Ainda na quarta estrofe (proposta por mim), há um trecho que não entendi, e por isso mesmo preferi deixar com uma interrogação: Falar (?) do bairro onde eu nasci, que agrada, e pá. Algumas versões facilmente encontradas propõem: Falar podre do bairro onde eu nasci, que agradei, pá”, mas sinceramente não creio que esteja correto, sobretudo porque a palavra “podre” coloca uma contradição enorme neste trecho.

Outro trecho complicado está no refrão. Optei, no fim, por: “Se decompõe, e se / a gente faz, corre atrás…”, mas também tinha transcrito: “Se decompõe em si. / A gente faz, corre atrás…

Há muitos outros trechos que podem gerar discussão. E isto é ótimo. Não como tem defender veementemente opções como, por exemplo,

Essa é a sina.
Destino indica a correria de um homem.
Alternativa. 
Pra criança aprender, basta quem ensina.

que poderiam muito bem (como observou João Daniel, companheiro aqui do blog) possuir “dois pontos” ao invés de pontos finais:

Essa é a sina:
destino indica a correria de um homem.
Alternativa: 
pra criança aprender, basta quem ensina.

Como disse no começo do texto, segui o critério da respiração e coloquei pontos finais por achar que, na música, estes versos soaram mais “marcados” e “pausados” do que contínuos – uma vez que eu penso que os dois pontos poderiam ‘ligar’ os versos ao invés de separá-los ou demarcá-los.

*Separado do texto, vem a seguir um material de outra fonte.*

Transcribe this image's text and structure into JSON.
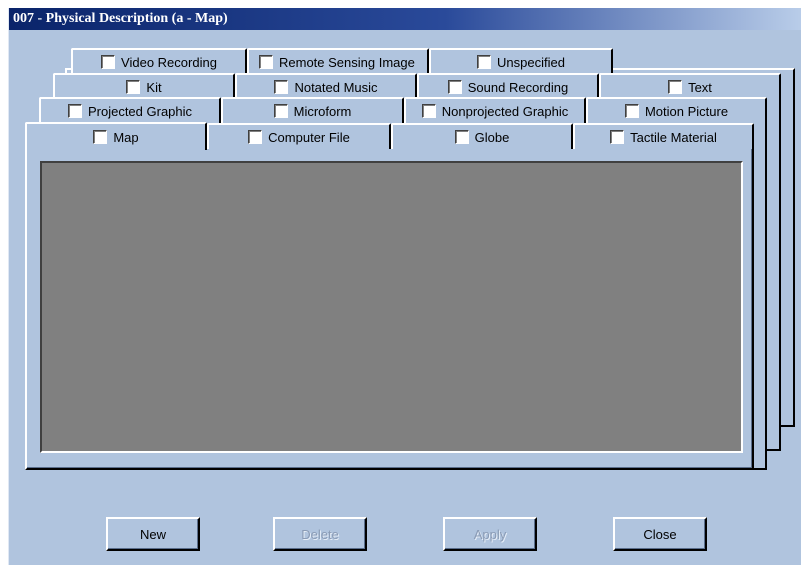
{
  "window": {
    "title": "007 - Physical Description (a - Map)"
  },
  "tabs": {
    "row1": {
      "video_recording": "Video Recording",
      "remote_sensing_image": "Remote Sensing Image",
      "unspecified": "Unspecified"
    },
    "row2": {
      "kit": "Kit",
      "notated_music": "Notated Music",
      "sound_recording": "Sound Recording",
      "text": "Text"
    },
    "row3": {
      "projected_graphic": "Projected Graphic",
      "microform": "Microform",
      "nonprojected_graphic": "Nonprojected Graphic",
      "motion_picture": "Motion Picture"
    },
    "row4": {
      "map": "Map",
      "computer_file": "Computer File",
      "globe": "Globe",
      "tactile_material": "Tactile Material"
    },
    "active": "Map"
  },
  "buttons": {
    "new": "New",
    "delete": "Delete",
    "apply": "Apply",
    "close": "Close",
    "delete_enabled": false,
    "apply_enabled": false
  },
  "colors": {
    "window_bg": "#b0c4de",
    "titlebar_start": "#0a246a",
    "panel_bg": "#808080"
  }
}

Quanto à grafia do texto, considerei unicamente a maneira de Sabotage cantar. Supostos erros de concordância foram sumariamente ignorados, pois privilegiei a cadência rítmica da oralidade do mestre Sabote.


*

CANÃO FOI TÃO BOM
  
Canão, foi tão bom,
poder falar pro Dão, que aprendi com Jão,
como obter mais alegria, cara, sempre informação.

Sangue puro e bom.
Pras droga basta um simples não.
O Dom dá opinião: a vida é a sua cara.

Eu me dou bem no som - na raça, um ‘spectron’...
Quem sai do rojão?
É, tio, sem drama…
Face a face com o subúrbio.
O Mandarim, Sabote, o Maurin, o Núcleo.

Registra e mete a cara.
Jamais a ideologia falha ganha
a quem produz um som de Jão pros tio, né, Ganja?
Falar (?) do bairro onde eu nasci, que agrada, e pá.
A mesma viatura pra enquadrar.

Lembrar das mina: mulher, vocês são linda.
Paz periferia.
A criançada agita, pula amarelinha.
A guila gira.
Ciranda, cirandinha.
É muita treta.
Talvez melhor que um menas treta.

Brooklyn, o que será de ti?
Regar a paz, eu vim.
Jesus já foi assim.
Brigas traz intriga, ai de mim, se não, tolin,
Zé Povim quer meu fim.
Se esperar, apodrece.
Se decompõe, e se
a gente faz, corre atrás, pede a paz, eles esquece.
Sempre assim. Crocodilo hoje se arrasta em solo férti.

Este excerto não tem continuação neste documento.